Was Mack an diesem „Wochenende mit Gott“ – so der Untertitel – erlebt, ist zutiefst verblüffend. Für ihn – und für alle, die sich als Leser oder Zuschauer darauf einlassen – geht es nicht darum, „was“ Gott ist und auch nicht „wie“ ER ist. Mack begegnet einem Gott der unbedingten Treue, der bedingungslosen Liebe. „Gott ist die Liebe“, heißt es im 1. Johannesbrief des NT, und die Liebe kann nicht „begriffen“, sie muss „erfahren“ werden. Gott als Liebe lebt Beziehung und lädt zu Beziehung ein. In der Erscheinung als Vater oder Mutter ist Er der, der alles im Blick hat; in der Gestalt Jesu ist Er der Begleiter, der Ermutiger, der unbedingt treue und verlässliche Freund; als nicht greifbarer und immer überraschender „Geist“ ein wahrer Therapeut, ein Heiler und Tröster, der dem Menschen ermöglicht, dem Leben zu trauen.
- Ein Wesen, drei Personen – diese Begriffe bzw. ihre Verwendung im Christentum sind das Ergebnis des Nachdenkens der Kirche des 4. und 5. Jahrhunderts über die Frage, ob der Eine Gott gleichzeitig „mehrere“ sein kann. Das kann für den, den das interessiert, eine durchaus spannende philosophisch-theologische Frage sein: Ein Gott, nicht mehrere, keine Konkurrenz, kein „Game of Thrones“ – und doch „mehrere“, denn wie ist das Konzept der Liebe sonst denkbar? Liebe, die den anderen – also uns – frei lässt und nicht braucht?
- Mack begegnet einem vielschichtigen, geheimnisvoll-anwesenden, unbedingt liebenden und treuen Gott, der ihn einlädt, in Seiner Gemeinschaft zu leben und zu vertrauen – tief zu vertrauen, dass das eigene Leben gewollt und gut ist. Und dass dieser Gott unentwegt Gutes hervorsprudeln lässt als einen Strom, der durch die Bosheit des Menschen höchstens verbreitert, aber niemals eingeschränkt wird.

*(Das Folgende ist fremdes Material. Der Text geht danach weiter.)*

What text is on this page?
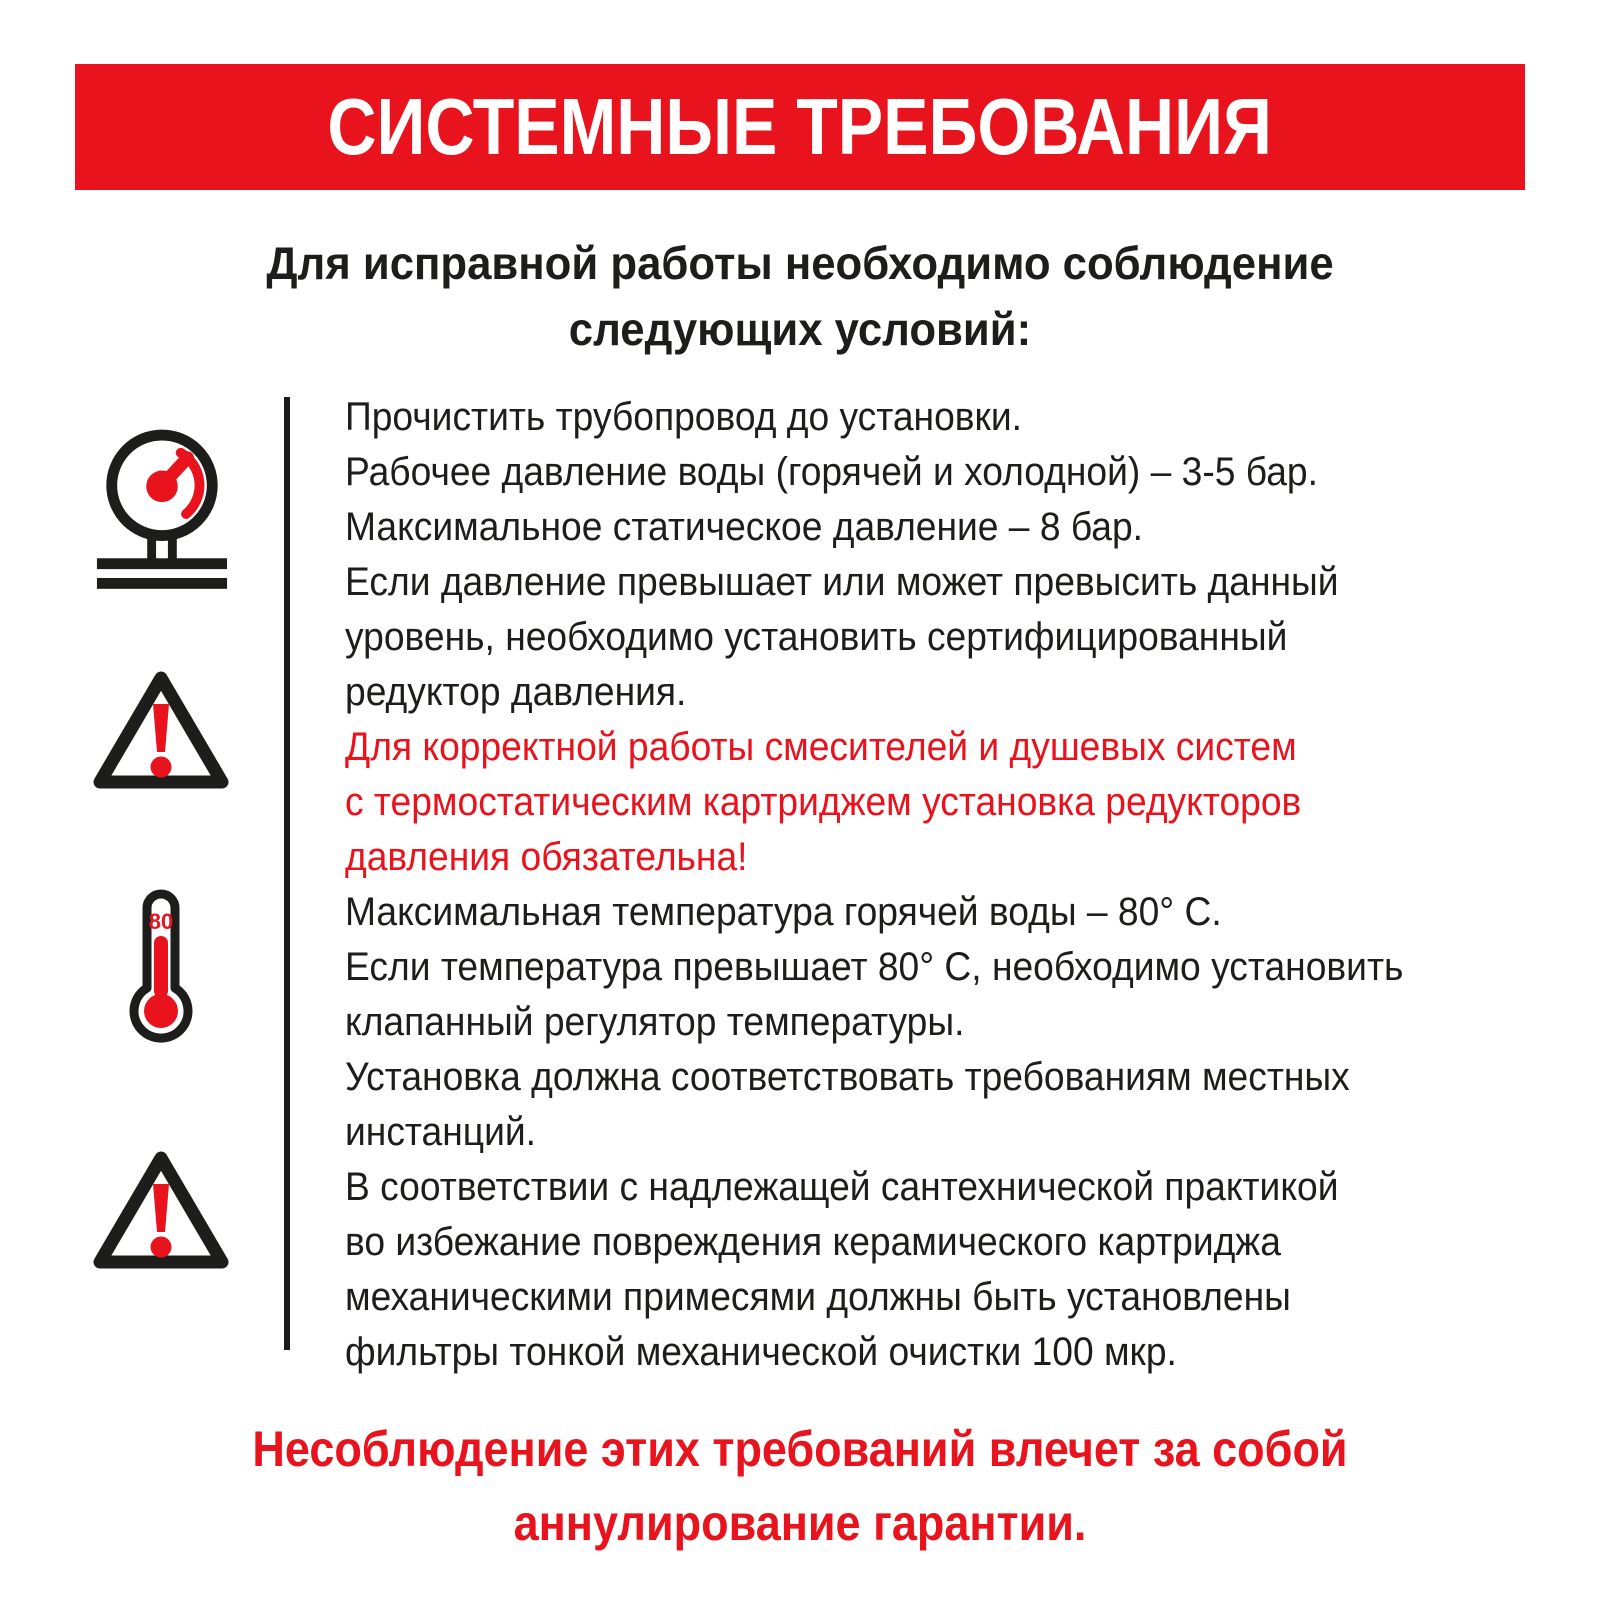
СИСТЕМНЫЕ ТРЕБОВАНИЯ
Для исправной работы необходимо соблюдение
следующих условий:
80

Прочистить трубопровод до установки.

Рабочее давление воды (горячей и холодной) – 3-5 бар.

Максимальное статическое давление – 8 бар.

Если давление превышает или может превысить данный

уровень, необходимо установить сертифицированный

редуктор давления.

Для корректной работы смесителей и душевых систем

с термостатическим картриджем установка редукторов

давления обязательна!

Максимальная температура горячей воды – 80° C.

Если температура превышает 80° C, необходимо установить

клапанный регулятор температуры.

Установка должна соответствовать требованиям местных

инстанций.

В соответствии с надлежащей сантехнической практикой

во избежание повреждения керамического картриджа

механическими примесями должны быть установлены

фильтры тонкой механической очистки 100 мкр.

Несоблюдение этих требований влечет за собой
аннулирование гарантии.
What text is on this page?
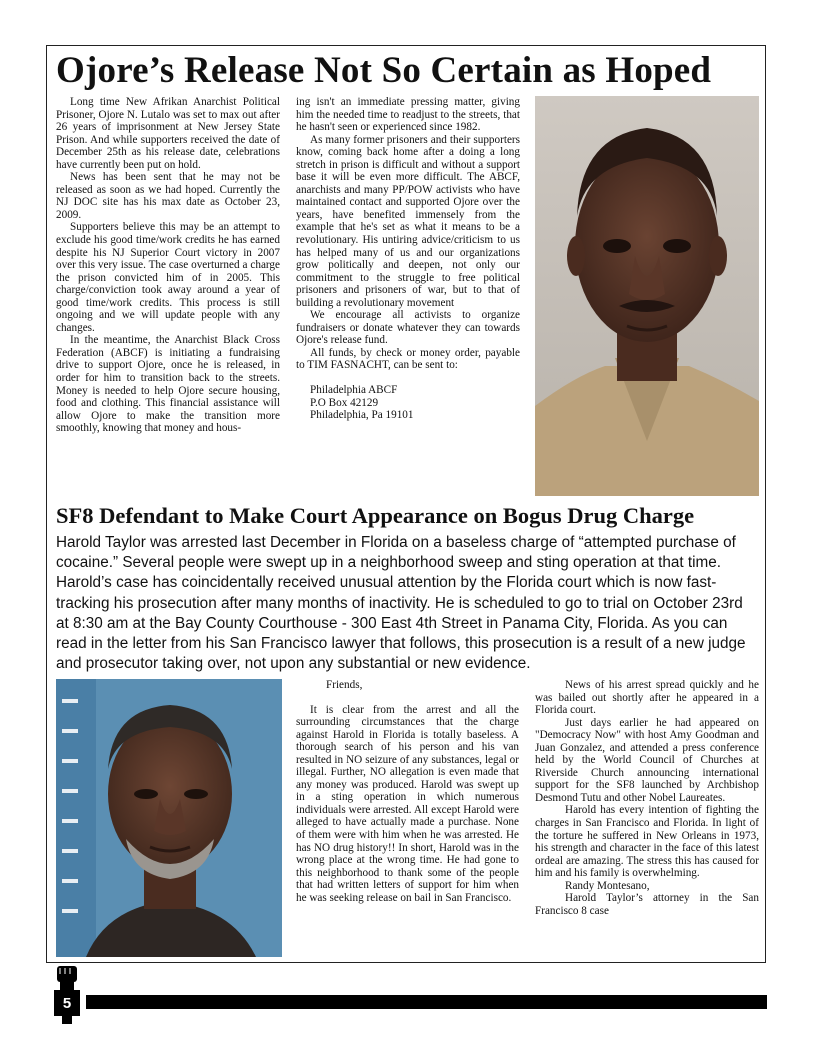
Ojore’s Release Not So Certain as Hoped

Long time New Afrikan Anarchist Political Prisoner, Ojore N. Lutalo was set to max out after 26 years of imprisonment at New Jersey State Prison. And while supporters received the date of December 25th as his release date, celebrations have currently been put on hold.

News has been sent that he may not be released as soon as we had hoped. Currently the NJ DOC site has his max date as October 23, 2009.

Supporters believe this may be an attempt to exclude his good time/work credits he has earned despite his NJ Superior Court victory in 2007 over this very issue. The case overturned a charge the prison convicted him of in 2005. This charge/conviction took away around a year of good time/work credits. This process is still ongoing and we will update people with any changes.

In the meantime, the Anarchist Black Cross Federation (ABCF) is initiating a fundraising drive to support Ojore, once he is released, in order for him to transition back to the streets. Money is needed to help Ojore secure housing, food and clothing. This financial assistance will allow Ojore to make the transition more smoothly, knowing that money and hous-

ing isn't an immediate pressing matter, giving him the needed time to readjust to the streets, that he hasn't seen or experienced since 1982.

As many former prisoners and their supporters know, coming back home after a doing a long stretch in prison is difficult and without a support base it will be even more difficult. The ABCF, anarchists and many PP/POW activists who have maintained contact and supported Ojore over the years, have benefited immensely from the example that he's set as what it means to be a revolutionary. His untiring advice/criticism to us has helped many of us and our organizations grow politically and deepen, not only our commitment to the struggle to free political prisoners and prisoners of war, but to that of building a revolutionary movement

We encourage all activists to organize fundraisers or donate whatever they can towards Ojore's release fund.

All funds, by check or money order, payable to TIM FASNACHT, can be sent to:

Philadelphia ABCF

P.O Box 42129

Philadelphia, Pa 19101

SF8 Defendant to Make Court Appearance on Bogus Drug Charge
Harold Taylor was arrested last December in Florida on a baseless charge of “attempted purchase of cocaine.” Several people were swept up in a neighborhood sweep and sting operation at that time. Harold’s case has coincidentally received unusual attention by the Florida court which is now fast-tracking his prosecution after many months of inactivity. He is scheduled to go to trial on October 23rd at 8:30 am at the Bay County Courthouse - 300 East 4th Street in Panama City, Florida. As you can read in the letter from his San Francisco lawyer that follows, this prosecution is a result of a new judge and prosecutor taking over, not upon any substantial or new evidence.

Friends,

It is clear from the arrest and all the surrounding circumstances that the charge against Harold in Florida is totally baseless. A thorough search of his person and his van resulted in NO seizure of any substances, legal or illegal. Further, NO allegation is even made that any money was produced. Harold was swept up in a sting operation in which numerous individuals were arrested. All except Harold were alleged to have actually made a purchase. None of them were with him when he was arrested. He has NO drug history!! In short, Harold was in the wrong place at the wrong time. He had gone to this neighborhood to thank some of the people that had written letters of support for him when he was seeking release on bail in San Francisco.

News of his arrest spread quickly and he was bailed out shortly after he appeared in a Florida court.

Just days earlier he had appeared on "Democracy Now" with host Amy Goodman and Juan Gonzalez, and attended a press conference held by the World Council of Churches at Riverside Church announcing international support for the SF8 launched by Archbishop Desmond Tutu and other Nobel Laureates.

Harold has every intention of fighting the charges in San Francisco and Florida. In light of the torture he suffered in New Orleans in 1973, his strength and character in the face of this latest ordeal are amazing. The stress this has caused for him and his family is overwhelming.

Randy Montesano,

Harold Taylor’s attorney in the San Francisco 8 case

5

Wenn Gott Gott ist, werde ich als Mensch nie restlos verstehen, wie und was ER ist – Begriffe wie „Wesen“ und „Person“, Bilder wie „Familie“ und „Kleeblatt“ mögen helfen und sind nötig, denn sie schärfen das Denken. Aber letztlich muss mir bewusst sein: Sie sind nicht mehr als das: Bilder und Begriffe!
Worum es geht ist der Sprung des Vertrauens – des Vertrauens, dass mein Leben gewollt und bejaht ist, seinen Sinn von einem anderen her bekommt und seine Erfüllung auch nur dort finden wird.
Das, was wir hier tun in der Liturgie, in Wort und Zeichenhandlung, ist ein Hinweis. Für den, der sehen will.
Für den, der Fragen hat. Wie Mack.
Amen.
Fürbitten
Im Heiligen Geist versammelt rufen wir durch unseren Herrn Jesus Christus, der immer bei uns ist, zum Vater:
- Lass uns als Deine Kirche immer tiefer begreifen und bezeugen, dass wir alle in Deiner Gemeinschaft leben und zur Liebe berufen sind.
(Du Gott der Liebe - Wir bitten Dich, erhöre uns)
- Gib uns ein waches Gespür dafür, wo Dein Heiliger Geist unseren Alltag begleitet und uns die Wege zeigen will, die wir in Deiner Nachfolge gehen sollen. (Du Gott der Liebe …)
- Stärke die Hoffnung derer, die sich einsam und verlassen fühlen, die keinen Sinn mehr im Leben sehen, deren Lebensperspektiven zerbrochen sind.
- Lass Deine Kirche auch in unserem Land, in unserem Bistum und unseren Gemeinden ein glaubwürdiges Zeugnis von der Liebe geben, die Du selber bist.
- Lass unsere Verstorbenen in der Gemeinschaft geborgen sein, in der Du lebst.
Denn wir glauben an Dich, den Vater, der mit dem Sohn und dem Heiligen Geist lebt, herrscht und uns liebt in alle Ewigkeit. Amen.